For any fashion and retail brand that has yet to fully embrace the world of global ecommerce – there is no better time than now. Global ecommerce has been one of the few industries to have flourished throughout the pandemic as it continues to undergo a rapid transformation. As part of this surge, there has also been a noticeable rise in cross-border ecommerce. Last year, it is estimated that worldwide retail ecommerce sales grew 27.6%, for a total in excess of £3 trillion. While it’s true the pandemic spurred the surge in online shopping, by no means will this be a short-term trend. So, what can fashion brands do to ensure they are having a dominant market share and continue to flourish? Carly Thomas, Senior Director at Digital River shares her thoughts with us below:
Consumers are buying from abroad, and brands need to ensure this process is coherent, controlled and consistent. Merchants who operate internationally must be able to localise their customers’ buying experiences, including offering preferred payment methods across all countries to ensure they take full advantage of opportunities outside their home market.

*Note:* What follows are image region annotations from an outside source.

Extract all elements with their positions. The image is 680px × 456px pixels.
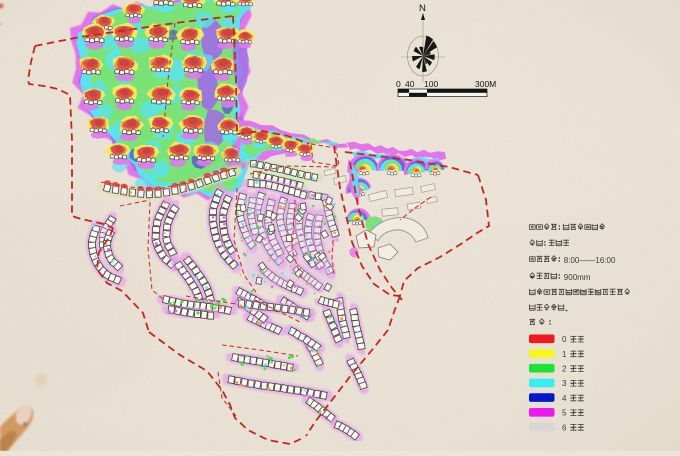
svg-text:0: 0: [562, 335, 567, 344]
svg-text:1: 1: [562, 350, 567, 359]
svg-text:900mm: 900mm: [564, 273, 591, 282]
svg-text:300M: 300M: [475, 79, 496, 89]
svg-text:40: 40: [405, 79, 415, 89]
svg-text:4: 4: [562, 394, 567, 403]
svg-text:6: 6: [562, 423, 567, 432]
svg-text:5: 5: [562, 409, 567, 418]
svg-text:3: 3: [562, 379, 567, 388]
svg-text:8:00——16:00: 8:00——16:00: [564, 256, 616, 265]
svg-text:100: 100: [424, 79, 438, 89]
svg-text:0: 0: [396, 79, 401, 89]
svg-text:N: N: [419, 3, 426, 14]
svg-text:2: 2: [562, 365, 567, 374]
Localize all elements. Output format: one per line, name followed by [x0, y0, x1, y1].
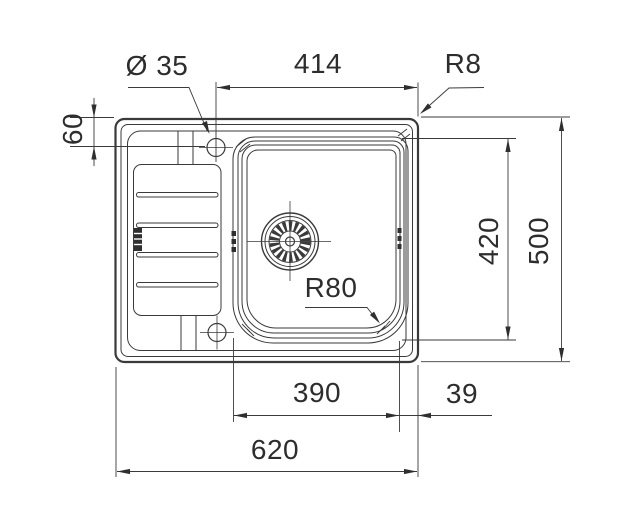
sink-rim-line	[121, 125, 413, 357]
leader-bowl-corner-radius	[305, 308, 378, 322]
dim-label-bowl-corner-radius: R80	[305, 274, 358, 302]
drainboard-rib	[137, 223, 219, 228]
dim-label-bowl-width: 390	[293, 379, 341, 407]
drain-strainer	[247, 201, 331, 281]
dim-label-bowl-length: 420	[475, 217, 503, 265]
bowl-wall-line-3	[242, 145, 400, 333]
dim-label-tap-hole-diameter: Ø 35	[126, 52, 189, 80]
dim-label-inner-top-width: 414	[294, 50, 342, 78]
sink-pressed-area-line	[128, 131, 407, 351]
sink-bowl	[233, 137, 408, 343]
dim-label-edge-gap: 39	[446, 380, 478, 408]
tap-hole-bottom	[200, 316, 234, 350]
drainboard-panel	[134, 165, 222, 316]
sink-rim-outline	[116, 119, 419, 362]
wall-texture-marks	[134, 228, 402, 252]
leader-rim-corner-radius	[422, 88, 485, 113]
sink-outer-edge	[116, 119, 419, 362]
bowl-outer-wall	[233, 137, 408, 343]
bowl-wall-line-2	[238, 141, 404, 338]
dim-label-tap-hole-offset: 60	[59, 113, 87, 145]
dim-label-rim-corner-radius: R8	[445, 50, 482, 78]
drainboard-rib	[137, 283, 219, 288]
dim-label-overall-depth: 500	[525, 217, 553, 265]
bowl-left-wall-marks	[232, 231, 237, 252]
bowl-corner-hatching	[236, 129, 410, 336]
bowl-right-wall-marks	[398, 228, 402, 249]
drainboard	[134, 132, 222, 351]
drainboard-rib	[137, 253, 219, 258]
drainboard-rib	[137, 193, 219, 198]
technical-drawing-canvas: Ø 35 414 R8 60 420 500 R80 390 39 620	[0, 0, 641, 529]
dim-label-overall-width: 620	[251, 436, 299, 464]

Some industry experts predict ecommerce will continue to see the same rate of growth beyond the pandemic, others say businesses should be recalibrating for diminished growth. No matter which scenario plays out, a solid cross-border commerce strategy including payments is key to maintaining sales growth past the pandemic.
It starts with a D2C, cross-border strategy
As the COVID-19 pandemic brought much of the economy to a halt in early 2020, cross-border ecommerce proved to be a bright spot compared to the growing uncertainty in other industries. In fact, the second quarter of 2020 saw double-digit growth as the initial logistics challenges were resolved.
The pandemic not only highlighted the resiliency of cross-border ecommerce in the face of disruptions, but it also demonstrated B2C brands need to have a mature multi-channel strategy to support that cross-border strategy. This approach should feature an emphasis on a direct-to-consumer (D2C) channel to avoid an overreliance on brick-and-mortar or third-party retailers.
With global ecommerce sales growing, B2C brands can’t afford to not have a strong D2C strategy, with a cross-border D2C channel being the best defence against future retail disruption.
Think local, act global
When expanding your ecommerce brand internationally, you need to prepare for the complexity and challenges of cross-border payments. Localisation is key when it comes to delivering a successful cross-border ecommerce strategy. A localised approach to processing can increase the number of successful transactions, but there are several crucial elements that need to be taken into consideration.
First and foremost, speak to the buyer in their own language and be aware of cultural complexities. This will require you to update your product imagery and the copy on your website to engage local audiences. This gets to the heart of customer expectations by making sure the website looks familiar to them.
Next, offer local currencies. Shoppers expect to pay for purchases in their local currency. It is becoming increasingly common for websites to include both the local currency as well as additional major world currencies (i.e., USD, Euro or the British pound). Consumers are more comfortable and likely to make a purchase when they see a product in a currency, they are familiar with, regardless of where that product originates.
Consumers also expect to make purchases with their preferred payment method. Consumer behaviour and the method they use to complete transactions can vary greatly from region to region and the payments space continues to expand with Buy Now, Pay Later offerings growing in popularity. Don’t limit yourself to a strategy that only includes one option like a credit card. Consumers expect payments options that use local payment networks, their own banks and new mobile methods.
Compliance is key
Brands selling cross-border will also need to become expert on local tax laws, compliance and import/export regulations. It is crucial for sellers to have a deep knowledge of local regulations to account for even the slightest variances. Failure to understand the nuances in local regulations could result in serious financial penalties and bad publicity.
Another key consideration when setting up your strategy is data protection. Be aware that many countries have adopted their own data protection regulations and these regulations are constantly evolving. Compliance dates can also change, as we’ve seen with PSD2 in the EU.
Finally, be transparent. Let the customer know what their total cost will be for the purchase so there are no surprises or hidden fees. Displaying all applicable taxes, duties, and shipping costs at checkout will help you gain your customers’ trust and loyalty to return for future purchases.
It’s an exciting time, technology is involving every day, making going global even easier. Nailing the cross-border strategy and keeping up to date with the latest innovations is paramount to cementing customer satisfaction, earning shoppers’ loyalty and repeat business.